Project Description: 
The 5 sub-projects within this program of research were:  

1) Clearly Defining Elder Abuse and Neglect

This sub-project involved developing clear conceptual definitions for mistreatment of older adults, as well as for specific types of mistreatment (including: physical abuse, psychological abuse, financial abuse, sexual abuse, and neglect).  In addition to a thorough review of social science literature and a broad legal review to compare the treatment of elder abuse across Canadian jurisdictions, this sub-project also involved a Definition Consensus Event which incorporated stakeholder feedback into the definitional development.

2) Developing Instruments for Measuring Elder Abuse and Neglect

This sub-project involved developing operational definitions for the five main types of mistreatment, as well as risk factors and perpetrator classifications for community and institutions. Draft questionnaires for a telephone survey in the community and for face-to-face interviews in institutions, were developed and tested in English and French focus groups as well as dyad interviews that took place in Toronto, Ontario and Magog, Quebec.

3) Validation of Measurement Instruments

This sub-project involved validating the measurement instruments using both qualitative and quantitative approaches.
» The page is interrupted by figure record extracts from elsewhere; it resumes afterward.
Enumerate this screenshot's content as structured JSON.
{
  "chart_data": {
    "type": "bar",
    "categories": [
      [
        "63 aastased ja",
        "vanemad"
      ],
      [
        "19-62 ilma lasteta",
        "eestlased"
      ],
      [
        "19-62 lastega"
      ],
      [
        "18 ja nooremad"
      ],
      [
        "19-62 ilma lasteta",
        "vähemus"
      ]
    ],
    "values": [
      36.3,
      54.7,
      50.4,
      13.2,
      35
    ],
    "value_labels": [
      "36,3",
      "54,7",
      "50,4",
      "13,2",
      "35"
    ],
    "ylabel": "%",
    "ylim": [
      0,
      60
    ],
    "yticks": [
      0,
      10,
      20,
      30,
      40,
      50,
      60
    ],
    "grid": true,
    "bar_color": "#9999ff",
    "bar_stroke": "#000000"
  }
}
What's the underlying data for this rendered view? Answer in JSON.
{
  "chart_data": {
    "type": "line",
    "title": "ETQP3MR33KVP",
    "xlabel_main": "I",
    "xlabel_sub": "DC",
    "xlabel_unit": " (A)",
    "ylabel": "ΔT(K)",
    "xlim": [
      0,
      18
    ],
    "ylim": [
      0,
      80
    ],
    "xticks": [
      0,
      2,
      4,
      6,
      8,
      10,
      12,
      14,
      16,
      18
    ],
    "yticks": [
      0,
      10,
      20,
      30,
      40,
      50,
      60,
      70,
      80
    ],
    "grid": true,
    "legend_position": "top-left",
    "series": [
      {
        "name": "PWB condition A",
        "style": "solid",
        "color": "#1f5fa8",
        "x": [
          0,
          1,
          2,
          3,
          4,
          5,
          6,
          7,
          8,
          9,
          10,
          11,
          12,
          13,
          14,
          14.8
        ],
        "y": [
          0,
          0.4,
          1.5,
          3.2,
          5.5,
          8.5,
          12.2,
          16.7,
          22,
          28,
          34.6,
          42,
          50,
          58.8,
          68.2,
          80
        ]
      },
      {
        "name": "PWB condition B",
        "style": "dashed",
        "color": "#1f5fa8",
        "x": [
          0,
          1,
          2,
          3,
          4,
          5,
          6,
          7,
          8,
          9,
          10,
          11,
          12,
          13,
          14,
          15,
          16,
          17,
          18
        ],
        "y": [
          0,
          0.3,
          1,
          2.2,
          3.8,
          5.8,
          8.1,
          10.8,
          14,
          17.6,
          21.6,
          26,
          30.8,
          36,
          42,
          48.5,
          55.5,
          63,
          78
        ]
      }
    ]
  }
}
This sub-project involved cognitive testing of the questionnaires through face-to-face interviews (in order to improve clarity and comprehensibility of the instruments), and telephone and institution-based interviews for the purposes of studying the measurement instruments.

4) Ethical Considerations

This sub-project  identified ethical issues in conducting a study of mistreatment, and ascertained possible solutions. This project ran simultaneously with the early months of the third sub-project as many of the ethical issues that arose had to be addressed prior to field work.

5) Knowledge Transfer/Final Consensus Event

This sub-project provided a context in which overall project results and conclusions were formally presented, as well as explored by researchers, practitioners, and other stakeholders.